A widespread Internet attack has hit thousands of Web sites in the past week, planting malware on vulnerable machines that may be designed to steal credit card and other information then marketed to organized identity theft markets, according to government officials and information security experts.
"This is nasty by the look of it," said Scott Blake, vice president of information security at BindView Corp. of Houston. "This appears to be a zero-day exploit, and that's a big concern that's hard to respond to. In this case, we're not sure of a workaround, but we're hoping to come up with one as quickly as possible."
The U.S. Computer Emergency Readiness Team (US-CERT) said in an advisory that it is aware of suspicious activity focused on sites running Microsoft Internet Information Services 5.0 and Internet Explorer, components of Windows.
Microsoft is also investigating the attack, and said customers who have deployed Windows XP Service Pack 2 RC2 are not at risk. The software giant said in a new security bulletin that Web servers running Windows 2000 Server and IIS that have not applied fixes outlined in MS04-011 are possibly being compromised. The bulletin advises systems administrators to apply the patches in MS04-011.

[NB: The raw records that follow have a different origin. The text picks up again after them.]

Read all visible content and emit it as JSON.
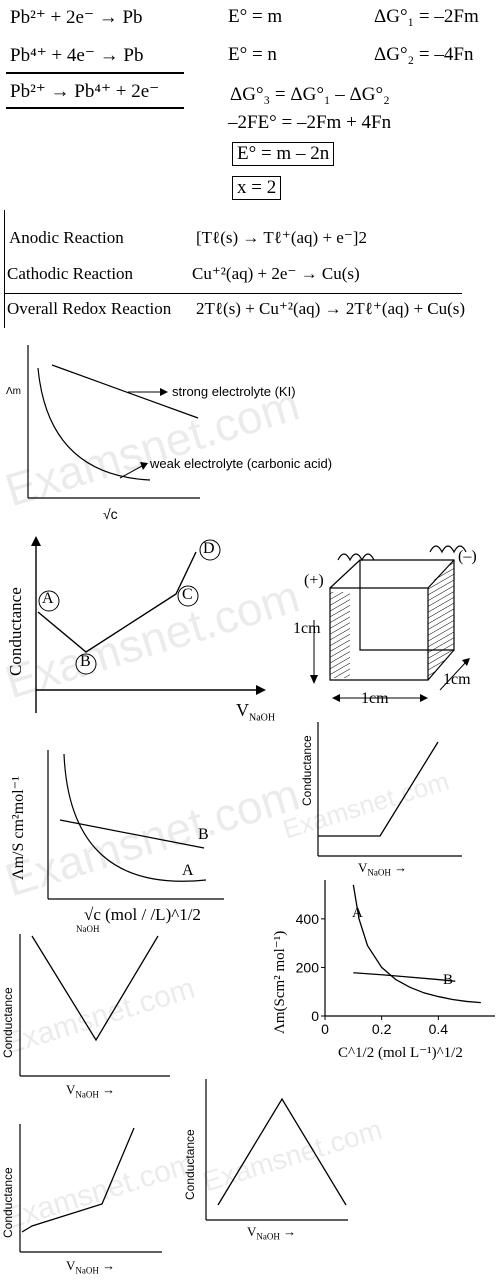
{
  "watermark": "Examsnet.com",
  "electrode_section": {
    "r1": {
      "reaction": "Pb²⁺ + 2e⁻ → Pb",
      "potential": "E° = m",
      "gibbs": "ΔG°₁ = –2Fm"
    },
    "r2": {
      "reaction": "Pb⁴⁺ + 4e⁻ → Pb",
      "potential": "E° = n",
      "gibbs": "ΔG°₂ = –4Fn"
    },
    "r3": {
      "reaction": "Pb²⁺ → Pb⁴⁺ + 2e⁻",
      "relation": "ΔG°₃ = ΔG°₁ – ΔG°₂"
    },
    "step1": "–2FE° = –2Fm + 4Fn",
    "result1": "E° = m – 2n",
    "result2": "x = 2"
  },
  "redox_table": {
    "rows": [
      {
        "label": "Anodic Reaction",
        "equation": "[Tℓ(s) → Tℓ⁺(aq) + e⁻]2"
      },
      {
        "label": "Cathodic Reaction",
        "equation": "Cu⁺²(aq) + 2e⁻ → Cu(s)"
      },
      {
        "label": "Overall Redox Reaction",
        "equation": "2Tℓ(s) + Cu⁺²(aq) → 2Tℓ⁺(aq) + Cu(s)"
      }
    ]
  },
  "graph1": {
    "ylabel": "Λm",
    "xlabel": "√c",
    "strong_label": "strong electrolyte (KI)",
    "weak_label": "weak electrolyte (carbonic acid)"
  },
  "graph2": {
    "ylabel": "Conductance",
    "xlabel": "V",
    "xlabel_sub": "NaOH",
    "points": [
      "A",
      "B",
      "C",
      "D"
    ]
  },
  "cube": {
    "plus": "(+)",
    "minus": "(–)",
    "height": "1cm",
    "width": "1cm",
    "depth": "1cm"
  },
  "graph3": {
    "ylabel": "Λm/S cm²mol⁻¹",
    "xlabel": "√c (mol / /L)^1/2",
    "curve_a": "A",
    "curve_b": "B",
    "stray": "NaOH"
  },
  "graph4": {
    "ylabel": "Conductance",
    "xlabel": "V",
    "xlabel_sub": "NaOH"
  },
  "graph5": {
    "ylabel": "Conductance",
    "xlabel": "V",
    "xlabel_sub": "NaOH"
  },
  "graph6": {
    "ylabel": "Λm(Scm² mol⁻¹)",
    "xlabel": "C^1/2 (mol L⁻¹)^1/2",
    "curve_a": "A",
    "curve_b": "B"
  },
  "chart_data": {
    "type": "line",
    "title": "",
    "xlabel": "C^1/2 (mol L⁻¹)^1/2",
    "ylabel": "Λm(Scm² mol⁻¹)",
    "x_ticks": [
      0,
      0.2,
      0.4
    ],
    "y_ticks": [
      0,
      200,
      400
    ],
    "xlim": [
      0,
      0.6
    ],
    "ylim": [
      0,
      560
    ],
    "series": [
      {
        "name": "A",
        "x": [
          0.1,
          0.12,
          0.15,
          0.2,
          0.25,
          0.3,
          0.35,
          0.4,
          0.45,
          0.5,
          0.55
        ],
        "y": [
          540,
          400,
          290,
          200,
          150,
          118,
          95,
          80,
          68,
          60,
          55
        ]
      },
      {
        "name": "B",
        "x": [
          0.1,
          0.2,
          0.3,
          0.4,
          0.46
        ],
        "y": [
          178,
          170,
          160,
          150,
          143
        ]
      }
    ]
  },
  "graph7": {
    "ylabel": "Conductance",
    "xlabel": "V",
    "xlabel_sub": "NaOH"
  },
  "graph8": {
    "ylabel": "Conductance",
    "xlabel": "V",
    "xlabel_sub": "NaOH"
  }
}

The Internet Storm Center, a service of the SANS Institute of Bethesda, Md., said in its last report that "a large number of Web sites, some of them quite popular, [were] compromised earlier this week to distribute malicious code." It did not elaborate on which ones were impacted.
"Hundreds to thousands of computers could feasibly be infected in just a few hours using compromised IIS servers as the launching pad for this attack," Ken Dunham, director of malicious code for iDEFENSE Inc. of Reston, Va., said in an e-mail. "Everyone needs to audit recent patches and ensure that computers are fully patched. Additionally, IE users should consider modifying the Windows registry to set the 'kill bit' until a patch is available."
Dunham said such Trojans have historically been developed by the HangUP Team out of Russia, a for-profit malicious code group. They are designed to steal credit card and other information that is then marketed to organized identity theft markets. The HangUP Team is the same group responsible for the recent rash of Korgo worms that attack the LSASS vulnerability of MS04-011.
Further details of the attack can be found on the storm center site.